Studies suggest that, by now, most newly insured Americans have paid their first premiums for their 2014 policies. However, without strong efforts to maintain retention, some newly insured Americans may not continue to pay for their insurance on an ongoing basis, thus potentially causing the uninsured rate to rise over time.
And although the healthcare law has brought down the number of uninsured Americans, a majority of Americans still disapprove of it, and many feel it has not helped them. More positive attitudes toward the law and its effect on Americans' healthcare situations may also help lower the uninsured rate.

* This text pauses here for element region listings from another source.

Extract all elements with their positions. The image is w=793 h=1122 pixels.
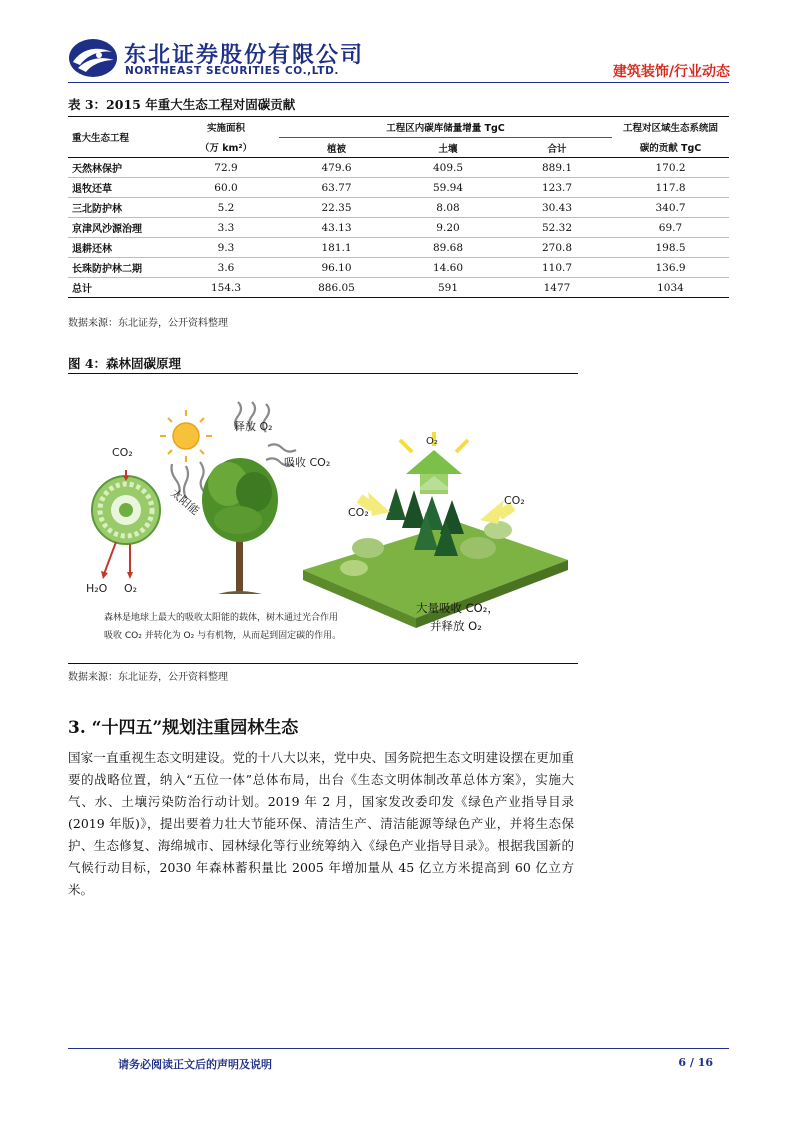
cell-contribution: 170.2 bbox=[612, 158, 729, 178]
cell-area: 3.6 bbox=[173, 258, 279, 278]
cell-vegetation: 181.1 bbox=[279, 238, 394, 258]
table-row bbox=[68, 278, 729, 298]
cell-area: 3.3 bbox=[173, 218, 279, 238]
col-header-project: 重大生态工程 bbox=[68, 117, 173, 158]
cell-total: 110.7 bbox=[502, 258, 612, 278]
figure-source: 数据来源：东北证券，公开资料整理 bbox=[68, 672, 228, 683]
cell-vegetation: 96.10 bbox=[279, 258, 394, 278]
figure-title: 图 4：森林固碳原理 bbox=[68, 356, 182, 371]
cell-area: 72.9 bbox=[173, 158, 279, 178]
table-body bbox=[68, 158, 729, 298]
table-title: 表 3：2015 年重大生态工程对固碳贡献 bbox=[68, 97, 296, 112]
figure-top-rule bbox=[68, 373, 578, 374]
cell-vegetation: 479.6 bbox=[279, 158, 394, 178]
cell-contribution: 136.9 bbox=[612, 258, 729, 278]
cell-contribution: 117.8 bbox=[612, 178, 729, 198]
label-co2-right-a: CO₂ bbox=[348, 506, 369, 519]
cell-project-name: 总计 bbox=[68, 278, 173, 298]
cell-area: 60.0 bbox=[173, 178, 279, 198]
sun-icon bbox=[160, 410, 212, 462]
table-source: 数据来源：东北证券，公开资料整理 bbox=[68, 318, 228, 329]
cell-contribution: 340.7 bbox=[612, 198, 729, 218]
cell-area: 5.2 bbox=[173, 198, 279, 218]
cell-soil: 59.94 bbox=[394, 178, 502, 198]
cell-total: 270.8 bbox=[502, 238, 612, 258]
label-absorb-co2: 吸收 CO₂ bbox=[284, 456, 331, 469]
o2-release-arrow-icon bbox=[406, 450, 462, 494]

Results are based on telephone interviews conducted as part of the Gallup-Healthways Well-Being Index survey April 1-May 31, 2014, 2014, with a random sample of 30,430 adults, aged 18 and older, living in all 50 U.S. states and the District of Columbia.
For results based on the total sample of national adults, the margin of sampling error is ±1 percentage points at the 95% confidence level.
Interviews are conducted with respondents on landline telephones and cellular phones, with interviews conducted in Spanish for respondents who are primarily Spanish-speaking. Each sample of national adults includes a minimum quota of 50% cellphone respondents and 50% landline respondents, with additional minimum quotas by time zone within region. Landline and cellular telephone numbers are selected using random-digit-dial methods. Landline respondents are chosen at random within each household on the basis of which member had the most recent birthday.
Samples are weighted to correct for unequal selection probability, nonresponse, and double coverage of landline and cell users in the two sampling frames. They are also weighted to match the national demographics of gender, age, race, Hispanic ethnicity, education, region, population density, and phone status (cellphone only/landline only/both, and cellphone mostly). Demographic weighting targets are based on the most recent Current Population Survey figures for the aged 18 and older U.S. population. Phone status targets are based on the most recent National Health Interview Survey. Population density targets are based on the most recent U.S. census. All reported margins of sampling error include the computed design effects for weighting.
In addition to sampling error, question wording and practical difficulties in conducting surveys can introduce error or bias into the findings of public opinion polls.